Saturday 26 May 2012

Monaco Qualifying: The wounded animal is the most dangerous

So, the talent still lingers after all. Once upon a time, a 'Michael Schuamcher tops qualifying times' headline would have caused no more than a shoulder shrug. But today the great man doing so was genuinely remarkable. Almost no one saw it coming.

The surprise was particularly acute given that so many failed to hold back after Schumi exited the last round in Spain by driving into the back of Bruno Senna, writing him off as finished and touting many potential replacements. Well today, not for the first time, Schumi bounced back and then some, ensuring widespread consumption of humble pie. Throughout his F1 career he's one who has often personified that the wounded animal is the most dangerous, and all the old skills were on show as he hustled his W03 around the tight Monaco confines to set the fastest time. Perhaps there are a few who should have known better.

Michael Schumacher showed all of his old skills
by topping the qualifying times
Credit: Morio / CC
Further, while his clash with Senna looked a misjudgement, the declaring of it representing the death throes of Schumi's career was surely excessive given that, this incident aside, he has driven well this year. One can point at his relative lack of points, but this is mostly attributable to bad luck with unreliability (see Australia, China and Bahrain qualifying), being hit by errant opponents (see Malaysia) and grid penalties (see Bahrain). It seems to be an unfortunate maxim of many expressing an opinion, not just in F1 but in most walks of life, that you're only as good as your last game. Today showed the folly of such an outlook.

But unfortunately for Schumacher, and many of us anticipating the race tomorrow (and who like to see fine efforts achieve their reward), the Senna clash has had one final bite at him. The resultant five-place grid drop means he'll actually start in sixth place on tomorrow's grid. Barring rain or other unusual happenings, even he'll struggle to overcome that to win.

Mark Webber will start on pole, given Schumacher's grid drop
Credit: Rich Jones / CC
This means that it's another old dog (assuming he doesn't mind me referring to him thus) Mark Webber who'll line up on pole position. The efficacy of his efforts was about as unexpected as Schumi's. While he's been in good form this year Webber wasn't being mentioned much in advance among the potential pole-takers. Further, his usually prodigious stable-mate Sebastian Vettel never seemed comfortable or confident in his RB8, and abandoned his final qualifying session early (rather oddly) and will start ninth. But Webber, another showing a lot of his old form, squeaked ahead of all bar Schumi in a tight final shoot out. It's an overused phrase, but no less true for that, that track position is all at Monaco and thus Webber looks very well placed.

Schumi's team mate Nico Rosberg will line up alongside Webber on the front row.

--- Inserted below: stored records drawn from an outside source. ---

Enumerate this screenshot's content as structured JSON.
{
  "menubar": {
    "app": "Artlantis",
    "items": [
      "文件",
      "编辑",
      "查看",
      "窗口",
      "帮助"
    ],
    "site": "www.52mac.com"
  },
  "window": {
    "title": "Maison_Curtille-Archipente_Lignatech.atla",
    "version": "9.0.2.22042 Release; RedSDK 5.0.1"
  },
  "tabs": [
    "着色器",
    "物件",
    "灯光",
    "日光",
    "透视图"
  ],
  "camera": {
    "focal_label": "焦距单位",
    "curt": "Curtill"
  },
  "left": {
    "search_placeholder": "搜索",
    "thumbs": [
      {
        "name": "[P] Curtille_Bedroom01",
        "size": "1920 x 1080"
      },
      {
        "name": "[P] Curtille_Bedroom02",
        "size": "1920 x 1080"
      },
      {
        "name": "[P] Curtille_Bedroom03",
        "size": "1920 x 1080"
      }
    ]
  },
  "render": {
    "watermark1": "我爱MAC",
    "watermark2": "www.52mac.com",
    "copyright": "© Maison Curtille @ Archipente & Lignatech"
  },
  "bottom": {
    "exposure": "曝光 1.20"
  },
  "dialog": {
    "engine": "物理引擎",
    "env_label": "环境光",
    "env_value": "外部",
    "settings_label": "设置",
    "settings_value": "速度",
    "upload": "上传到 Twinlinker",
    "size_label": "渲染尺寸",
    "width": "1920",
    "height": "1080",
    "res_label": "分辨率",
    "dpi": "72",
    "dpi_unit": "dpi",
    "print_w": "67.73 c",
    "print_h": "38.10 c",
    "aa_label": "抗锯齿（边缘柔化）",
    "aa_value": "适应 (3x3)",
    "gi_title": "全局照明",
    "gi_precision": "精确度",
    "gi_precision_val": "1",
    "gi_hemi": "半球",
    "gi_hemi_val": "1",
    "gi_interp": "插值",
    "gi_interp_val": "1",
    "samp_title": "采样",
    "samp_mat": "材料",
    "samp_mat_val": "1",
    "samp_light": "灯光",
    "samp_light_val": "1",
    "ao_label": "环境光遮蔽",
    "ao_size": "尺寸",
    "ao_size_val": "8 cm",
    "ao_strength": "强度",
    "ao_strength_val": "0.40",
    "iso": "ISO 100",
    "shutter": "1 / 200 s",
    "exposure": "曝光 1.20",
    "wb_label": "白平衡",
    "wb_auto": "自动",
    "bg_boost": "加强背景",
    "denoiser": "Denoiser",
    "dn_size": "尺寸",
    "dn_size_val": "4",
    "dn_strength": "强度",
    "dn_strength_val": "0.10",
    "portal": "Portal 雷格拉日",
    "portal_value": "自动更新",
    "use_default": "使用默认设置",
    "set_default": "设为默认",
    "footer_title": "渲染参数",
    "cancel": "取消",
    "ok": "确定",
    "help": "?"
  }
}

Mercedes continued its mercurial season today, and looked just about the quickest things out there throughout the qualifying hour. However, I hear you cry, the Mercs haven't always replicated their qualifying pace on race day in 2012. Well, tyre wear (the Mercs' major race day problem) is relatively low at Monaco due to the low speeds, and that may be just enough to give Nico a good day tomorrow. You suspect the outcome could go either way though (and if he does back the pack up it'll help Webber no end).

Then we have Lewis Hamilton in P3, who was mighty as always around the Principality but was in a McLaren that never looked fully at one with the circuit. Indeed, Jenson Button didn't even make the top ten in his.

There then follows the Lotuses and Ferraris, who didn't quite live up to their advance promise. Romain Grosjean starts at the head of them in a net fourth, then follows the two Ferraris with Fernando Alonso ahead (though now split on the grid by the penalised Schumi), and Kimi Raikkonen, looking like he never recovered from missing almost an entire Thursday practice session, will start in eighth. Ferrari's approach in the final qualifying session was particularly odd, leaving it to the last moments to set their cars' times. Given that Monaco pace is all about building yourself up to a rhythm, and the problems invariably encountered with traffic, it seemed a high-risk strategy, and was one that never received reward (indeed, Alonso set only one representative lap time in Q3). The Scuderia's crumb of comfort, aside from the fact its car has looked good all weekend, is that Felipe Massa has been in fine form, and was a little unlucky not to finish up the quicker of the two red cars.

In a tight pack with degrading tyres, tomorrow's race has plenty of life in it. And given what we've experienced in 2012 predicting who will triumph is a treacherous activity. The best advice is to sit back and enjoy it, as it'll be entertaining. It could well be that the race winner is someone we haven't even considered yet.